The three categories--libertarian, social conservative and social liberal (rather than "moderate conservative," a label that masks rather than highlights the actual divide: social issues)--seem fairly to capture large blocs of Republican voters, but even more importantly, aspects of the conservative mind.

Most conservatives at some level want to be left alone by aggrandizing powers, to have as few external demands as possible placed on them so that they can choose their own loyalties, responsibilities, causes and expenses closer to home.  They are leery of impositions that pose as grand social crusades, especially when the benefits redound to select actors and are administered by unaccountable bureaucrats in faraway places.  Libertarianism appeals to this desire.

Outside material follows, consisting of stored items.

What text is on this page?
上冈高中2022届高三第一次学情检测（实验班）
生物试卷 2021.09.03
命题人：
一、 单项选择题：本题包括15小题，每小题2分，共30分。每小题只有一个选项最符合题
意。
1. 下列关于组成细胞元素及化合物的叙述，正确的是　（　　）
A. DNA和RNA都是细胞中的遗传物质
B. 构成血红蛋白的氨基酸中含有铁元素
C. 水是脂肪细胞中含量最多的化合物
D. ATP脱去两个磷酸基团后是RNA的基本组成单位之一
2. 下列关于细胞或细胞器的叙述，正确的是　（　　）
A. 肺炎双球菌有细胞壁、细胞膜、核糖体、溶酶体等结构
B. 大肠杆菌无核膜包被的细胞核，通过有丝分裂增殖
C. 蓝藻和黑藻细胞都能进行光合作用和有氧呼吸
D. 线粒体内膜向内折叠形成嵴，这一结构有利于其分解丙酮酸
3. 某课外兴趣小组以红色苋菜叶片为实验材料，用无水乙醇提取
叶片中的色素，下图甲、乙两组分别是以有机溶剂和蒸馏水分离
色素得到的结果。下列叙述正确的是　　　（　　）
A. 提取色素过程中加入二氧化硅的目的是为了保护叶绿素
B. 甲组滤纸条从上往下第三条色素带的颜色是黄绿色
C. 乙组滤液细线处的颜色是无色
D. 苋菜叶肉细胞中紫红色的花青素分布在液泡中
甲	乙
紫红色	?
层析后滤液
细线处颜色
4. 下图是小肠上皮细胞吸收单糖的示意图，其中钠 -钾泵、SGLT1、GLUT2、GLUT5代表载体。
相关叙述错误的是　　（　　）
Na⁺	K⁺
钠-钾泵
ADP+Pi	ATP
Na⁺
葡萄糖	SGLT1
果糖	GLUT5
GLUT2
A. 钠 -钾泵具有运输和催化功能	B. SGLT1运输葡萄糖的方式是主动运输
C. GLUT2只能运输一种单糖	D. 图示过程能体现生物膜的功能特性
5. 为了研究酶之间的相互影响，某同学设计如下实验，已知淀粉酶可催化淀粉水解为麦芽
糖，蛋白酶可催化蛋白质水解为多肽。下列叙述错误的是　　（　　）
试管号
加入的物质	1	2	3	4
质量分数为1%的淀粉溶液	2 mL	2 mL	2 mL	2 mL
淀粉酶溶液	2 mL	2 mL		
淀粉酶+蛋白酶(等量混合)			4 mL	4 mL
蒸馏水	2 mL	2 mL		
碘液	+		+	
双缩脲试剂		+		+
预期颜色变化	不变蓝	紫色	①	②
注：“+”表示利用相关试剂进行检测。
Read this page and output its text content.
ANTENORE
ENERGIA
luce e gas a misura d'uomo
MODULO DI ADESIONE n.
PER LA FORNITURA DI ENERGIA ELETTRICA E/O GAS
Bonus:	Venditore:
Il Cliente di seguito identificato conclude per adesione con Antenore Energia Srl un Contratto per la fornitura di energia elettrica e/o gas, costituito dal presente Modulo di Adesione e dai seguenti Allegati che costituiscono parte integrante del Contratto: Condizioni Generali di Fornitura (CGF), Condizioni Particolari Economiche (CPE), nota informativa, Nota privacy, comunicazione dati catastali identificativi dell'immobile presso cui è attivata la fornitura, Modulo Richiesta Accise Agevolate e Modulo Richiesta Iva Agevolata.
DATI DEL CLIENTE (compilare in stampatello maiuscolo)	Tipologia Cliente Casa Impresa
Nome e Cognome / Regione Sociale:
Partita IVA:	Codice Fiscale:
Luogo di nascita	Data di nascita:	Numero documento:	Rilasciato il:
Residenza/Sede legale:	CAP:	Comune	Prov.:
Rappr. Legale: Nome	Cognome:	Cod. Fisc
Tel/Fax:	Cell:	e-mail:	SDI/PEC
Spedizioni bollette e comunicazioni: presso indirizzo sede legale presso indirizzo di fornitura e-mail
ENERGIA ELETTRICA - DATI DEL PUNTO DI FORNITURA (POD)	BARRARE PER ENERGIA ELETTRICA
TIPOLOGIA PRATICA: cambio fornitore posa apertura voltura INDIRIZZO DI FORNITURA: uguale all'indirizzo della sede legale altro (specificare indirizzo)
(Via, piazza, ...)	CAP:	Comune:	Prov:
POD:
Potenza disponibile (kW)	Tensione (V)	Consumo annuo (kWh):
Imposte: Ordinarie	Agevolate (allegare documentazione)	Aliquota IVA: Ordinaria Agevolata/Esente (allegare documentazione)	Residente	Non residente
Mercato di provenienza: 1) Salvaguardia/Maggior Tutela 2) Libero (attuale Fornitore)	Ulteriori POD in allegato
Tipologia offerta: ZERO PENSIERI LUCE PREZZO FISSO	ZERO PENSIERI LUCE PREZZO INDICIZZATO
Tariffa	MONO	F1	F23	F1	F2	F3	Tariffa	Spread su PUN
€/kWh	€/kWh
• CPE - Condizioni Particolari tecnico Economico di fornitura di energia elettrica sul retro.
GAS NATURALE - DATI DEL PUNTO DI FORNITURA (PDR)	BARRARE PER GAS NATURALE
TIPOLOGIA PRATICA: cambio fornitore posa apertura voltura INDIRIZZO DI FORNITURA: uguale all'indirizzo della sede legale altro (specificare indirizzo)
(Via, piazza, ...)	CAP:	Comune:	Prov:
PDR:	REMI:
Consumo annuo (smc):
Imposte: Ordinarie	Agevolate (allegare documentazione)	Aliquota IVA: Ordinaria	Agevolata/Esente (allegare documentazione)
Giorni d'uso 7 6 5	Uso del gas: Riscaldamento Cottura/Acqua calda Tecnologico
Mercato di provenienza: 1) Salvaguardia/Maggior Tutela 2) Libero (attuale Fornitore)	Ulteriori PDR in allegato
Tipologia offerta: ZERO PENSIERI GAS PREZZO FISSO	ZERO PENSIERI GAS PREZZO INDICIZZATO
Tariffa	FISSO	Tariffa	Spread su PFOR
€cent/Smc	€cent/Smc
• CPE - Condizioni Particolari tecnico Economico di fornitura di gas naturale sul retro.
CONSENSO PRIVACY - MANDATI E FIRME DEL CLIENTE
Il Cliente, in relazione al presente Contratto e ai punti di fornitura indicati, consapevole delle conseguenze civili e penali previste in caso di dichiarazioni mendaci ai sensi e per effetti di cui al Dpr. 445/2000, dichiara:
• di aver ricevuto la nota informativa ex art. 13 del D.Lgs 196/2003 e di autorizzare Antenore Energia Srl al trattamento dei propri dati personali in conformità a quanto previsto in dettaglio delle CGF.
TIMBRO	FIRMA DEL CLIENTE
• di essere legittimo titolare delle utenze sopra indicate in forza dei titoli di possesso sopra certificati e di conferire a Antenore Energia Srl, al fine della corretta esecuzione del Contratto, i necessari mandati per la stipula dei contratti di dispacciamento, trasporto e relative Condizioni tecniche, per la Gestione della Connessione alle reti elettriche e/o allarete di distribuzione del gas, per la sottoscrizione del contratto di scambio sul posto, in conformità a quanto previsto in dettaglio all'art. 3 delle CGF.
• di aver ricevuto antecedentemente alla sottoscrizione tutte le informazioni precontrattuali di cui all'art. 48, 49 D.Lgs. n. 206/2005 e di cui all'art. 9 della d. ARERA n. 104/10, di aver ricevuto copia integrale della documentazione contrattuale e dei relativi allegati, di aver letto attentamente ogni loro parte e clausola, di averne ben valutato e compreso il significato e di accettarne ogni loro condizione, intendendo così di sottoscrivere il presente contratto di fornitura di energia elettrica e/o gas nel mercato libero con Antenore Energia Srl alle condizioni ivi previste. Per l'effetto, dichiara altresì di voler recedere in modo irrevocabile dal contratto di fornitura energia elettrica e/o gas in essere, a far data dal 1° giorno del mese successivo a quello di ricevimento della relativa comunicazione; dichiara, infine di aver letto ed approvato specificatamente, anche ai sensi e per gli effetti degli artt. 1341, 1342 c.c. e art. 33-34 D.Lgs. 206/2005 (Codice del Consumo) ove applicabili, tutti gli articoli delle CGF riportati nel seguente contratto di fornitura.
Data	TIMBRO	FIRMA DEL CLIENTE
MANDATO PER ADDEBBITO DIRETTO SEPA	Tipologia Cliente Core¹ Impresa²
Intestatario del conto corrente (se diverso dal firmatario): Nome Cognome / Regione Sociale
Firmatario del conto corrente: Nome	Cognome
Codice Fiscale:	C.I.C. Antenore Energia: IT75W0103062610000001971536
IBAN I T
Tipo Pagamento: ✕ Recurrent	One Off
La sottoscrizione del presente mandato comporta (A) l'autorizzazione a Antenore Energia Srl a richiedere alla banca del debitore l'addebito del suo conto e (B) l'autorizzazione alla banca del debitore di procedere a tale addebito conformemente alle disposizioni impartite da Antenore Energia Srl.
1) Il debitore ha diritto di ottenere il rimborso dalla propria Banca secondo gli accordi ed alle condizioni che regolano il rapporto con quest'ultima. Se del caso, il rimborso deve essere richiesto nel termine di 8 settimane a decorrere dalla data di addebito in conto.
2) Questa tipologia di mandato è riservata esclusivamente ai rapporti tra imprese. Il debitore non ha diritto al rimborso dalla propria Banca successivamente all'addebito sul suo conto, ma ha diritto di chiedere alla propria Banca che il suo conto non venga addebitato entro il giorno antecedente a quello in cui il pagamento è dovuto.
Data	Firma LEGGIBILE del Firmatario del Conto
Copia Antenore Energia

Most conservatives have a sense of limits, especially moral limits.  They know that they are not God, so they don't claim a right to behave like one, especially in matters of life and death or longstanding moral convention.  They recognize an order to reality, and know that a culture based on disorder is both destructive of the individual, and doomed.  Social conservatism appeals to this self-knowledge.

Most conservatives don't want to be told what to do.  They want the liberty to make sense of the world as they see fit, and don't want to be imposed upon by the particularism of others who see things differently.  They resent having to genuflect to pieties not of their own choosing.  Social liberalism appeals to this impulse.


Despite the results in Iowas, Noman doubts that the Republican Party is split equally between libertarian, social conservative and moderate voters.  He suspects that, much as for the nation as a whole, the majority of Republican voters incline towards social conservatism while the people with Party power and voice incline towards social liberalism.  Republicans in the heartland gravitate toward values, while people in the big cities like the one Peggy Noonan lives in gravitate toward fiscal autonomy.

Both groups have values, and both care about fiscal matters.  But, liberal Republicans identify more with the moral values of liberal Democrats than with those of conservative Republicans.  They seem to resent that someone else's scruples might prevent them from enjoying the fruits of their labor as they see fit.

Social conservatives share the fiscal concerns of nearly all Republicans, who know that there is no such thing as a free lunch and that when you dance to the music, you have to pay the piper.  They are responsible people who know that both personal entertainments and financial dealings are subject to restraint.

Note that compromise on supposedly moderate grounds, by stressing only tax and spending issues, directly satisfies only liberal Republicans' critical concerns.  What keeps social conservatives in the Republican Party despite getting the short end of the compromise is the Democratic Party's frightening devotion to the culture of death.


Were President Obama sensible enough not to have (1) Kevin Jennings queer the nation's schools, (2) Kathleen Sibelius force people morally disgusted by abortion to fund it, (3) Janet Napolitano snoop on returning veterans and pro-lifers, (4) Cass Sunstein nudge the economy and middle class over a cliff, (5) Van Jones green (i.e., communize) federal agencies, and, generally, (6) chip-on-the-shoulder deconstructionists steer the reigns of government, social conservatives might be more inclined to splinter than eat a pie the crust of which appeals but doesn't completely satisfy.

Tuesday's vote didn't evidence a Party split three ways at the soul.  The real story was Rick Santorum's showing, the crucial aspect of which was evangelical support for a Roman Catholic.  At the critical moment, evangelicals inclined towards a Catholic, which, if sustainable throughout the country, would be a rapprochement of historical significance.

Should the divide that separates followers of Christ evaporate in American electoral politics, America's political landscape would be rocked, and its culture reclaimed.